Caroline Gillespie of Aberdeen Avenue was angered after assessing damage done in the front yard of her family's home, where large snow banks were piled by Public Works crews.

According to Gillespie, the workers blew the snow without regard for a pair of young trees, which were buried up to their branches. They also may have damaged sets of Christmas lights, which were blown out of the branches and left dangling.

"The trees are a wreck," she told the Examiner. "I stood out there and asked them not to do it and they went right ahead." After contacting Director General Bruce St. Louis, Gillespie says he told her someone from the City would go to her home in the spring after the snow melted to evaluate the loss.

Gillespie doesn't believe the City was faced with an emergency situation. "It wasn't," she said. "They just ran out of steam. I mean, they could have left that snow there. There was no more snow coming."

Gillespie also complained that snow removal personnel cleaned the eastern part of Aberdeen thoroughly, but not her side of the street. In addition, she does not agree with the list of streets chosen by the City for snowblowing onto private properties. "If they're going to do this, they have to rotate it," she said.

"They've picked designated streets and they're just dumping it on those streets … They could have cleaned our side which has parking and left the other side uncleared. They took the snow away on the other side the day before and then they left all the snow on our side and blew it up on Friday.

"But the other side was absolutely pristine clean on Thursday, where there's no parking. Now what sense does that make?" Gillespie said she may bring the problem to city council's next public meeting, which is taking place at 8 p.m. on March 31.

"When you look at the magnitude of the problem that we had, and the fact that for Monday and Tuesday (last week), which were the two heaviest loading days, we had virtually no access to the dumps, we had to get that snow out of there, " St.
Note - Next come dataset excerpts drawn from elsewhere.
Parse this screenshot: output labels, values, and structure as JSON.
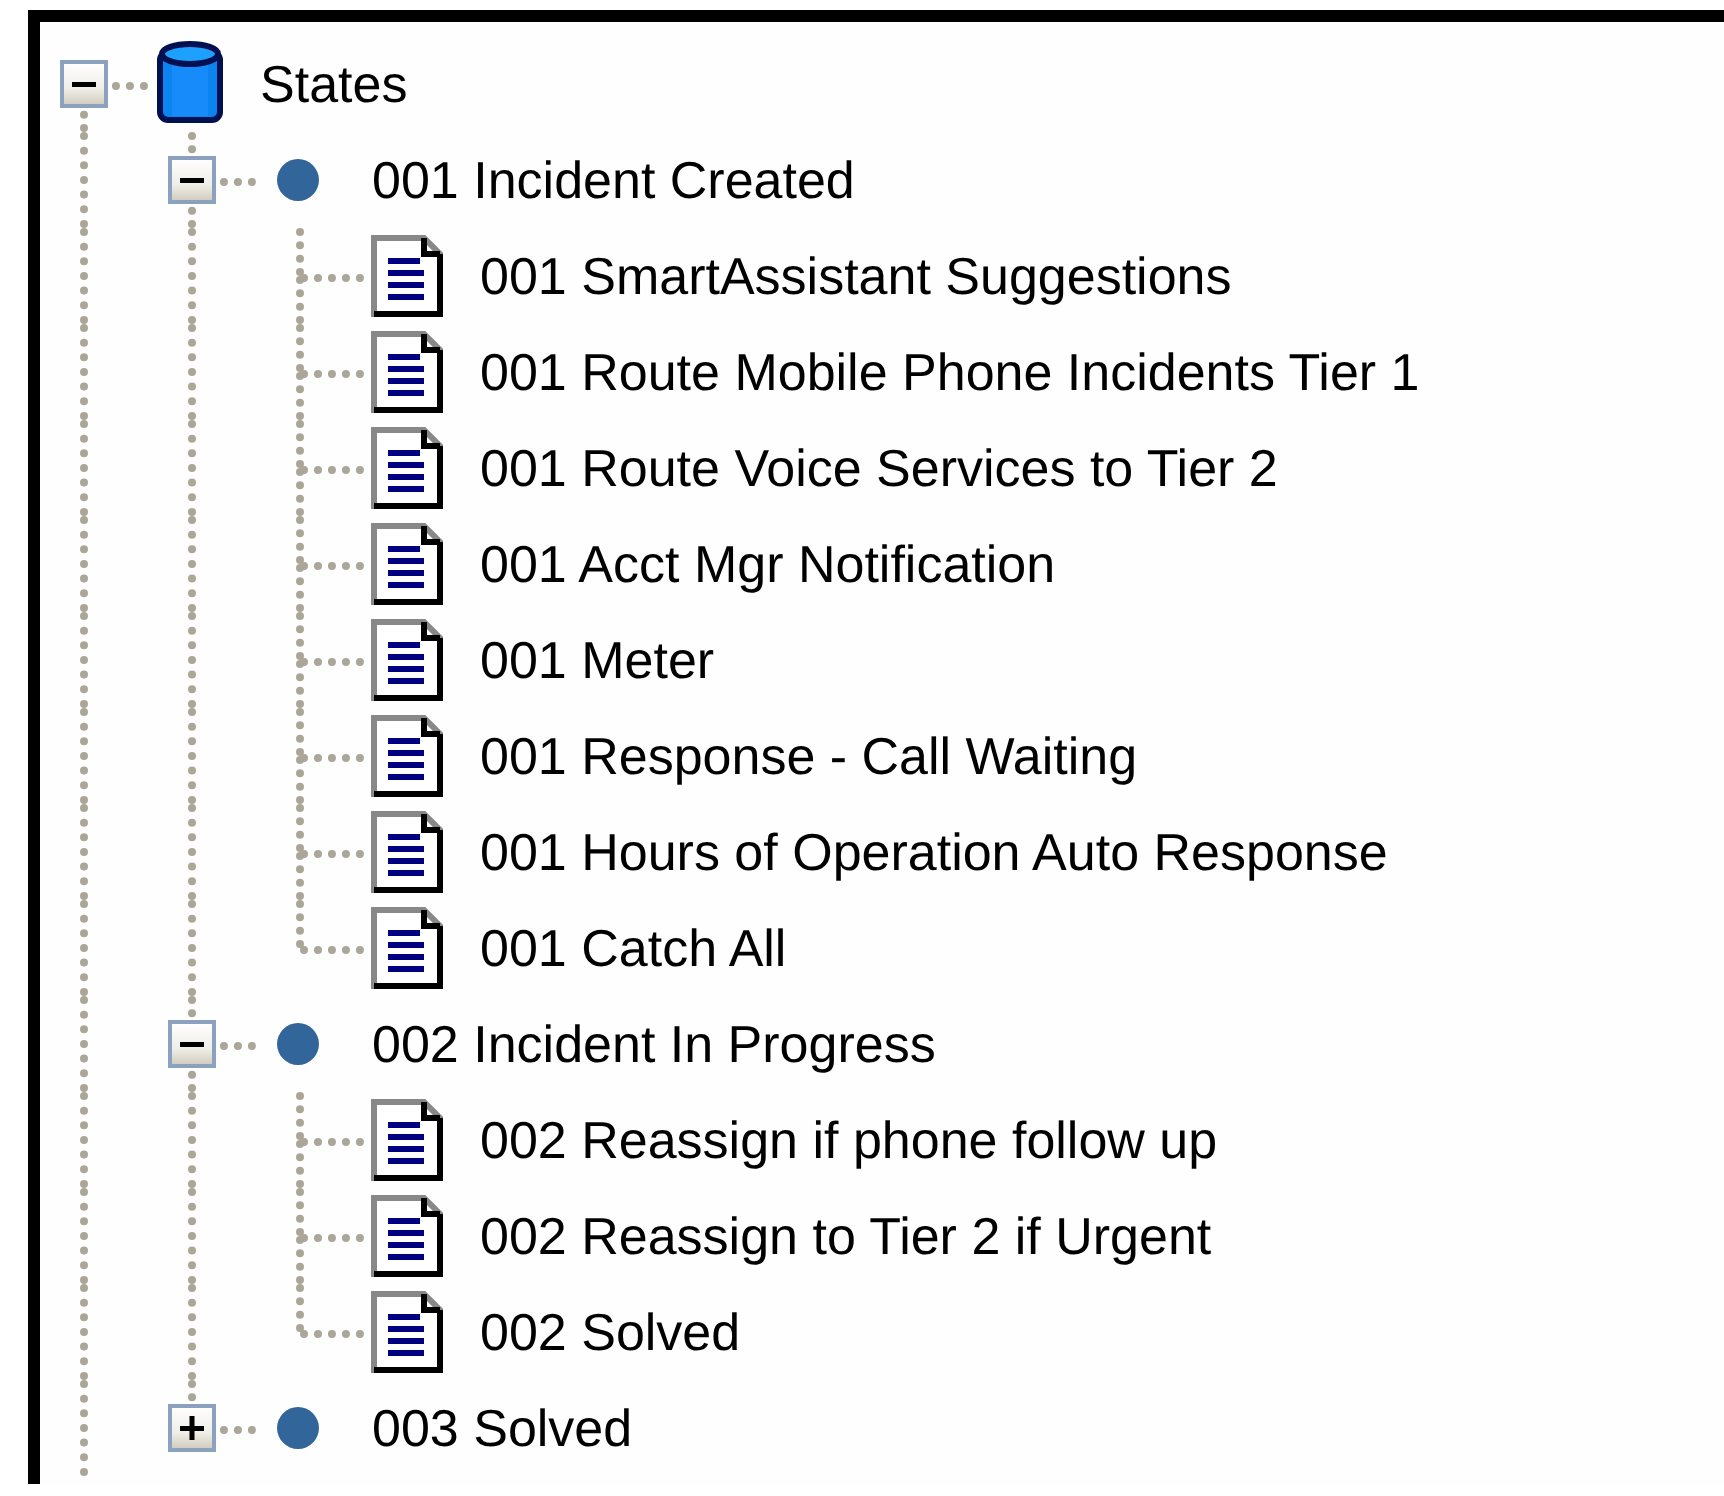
{
  "tree": [
    {
      "label": "States",
      "kind": "database",
      "expanded": true,
      "children": [
        {
          "label": "001 Incident Created",
          "kind": "state",
          "expanded": true,
          "children": [
            {
              "label": "001 SmartAssistant Suggestions",
              "kind": "rule"
            },
            {
              "label": "001 Route Mobile Phone Incidents Tier 1",
              "kind": "rule"
            },
            {
              "label": "001 Route Voice Services to Tier 2",
              "kind": "rule"
            },
            {
              "label": "001 Acct Mgr Notification",
              "kind": "rule"
            },
            {
              "label": "001 Meter",
              "kind": "rule"
            },
            {
              "label": "001 Response - Call Waiting",
              "kind": "rule"
            },
            {
              "label": "001 Hours of Operation Auto Response",
              "kind": "rule"
            },
            {
              "label": "001 Catch All",
              "kind": "rule"
            }
          ]
        },
        {
          "label": "002 Incident In Progress",
          "kind": "state",
          "expanded": true,
          "children": [
            {
              "label": "002 Reassign if phone follow up",
              "kind": "rule"
            },
            {
              "label": "002 Reassign to Tier 2 if Urgent",
              "kind": "rule"
            },
            {
              "label": "002 Solved",
              "kind": "rule"
            }
          ]
        },
        {
          "label": "003 Solved",
          "kind": "state",
          "expanded": false
        }
      ]
    }
  ]
}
Louis said in an interview this past Monday.

He said Public Works has been "casting" snow only on streets where the homes have large front lawns. "Believe me, we do not do this as a practice. We do this when we have to clear the streets and make them safe." St. Louis said most of the properties in question are north of Sherbrooke Street. "But even then, we only did it where we absolutely had to.

"I consider this an emergency situation that we had," he added. "Yes, there was extra snow on the front lawns." But at the same time, he noted, citing two recent house fires that occurred immediately after heavy snowfalls that, "I'm glad we had both sides cleared."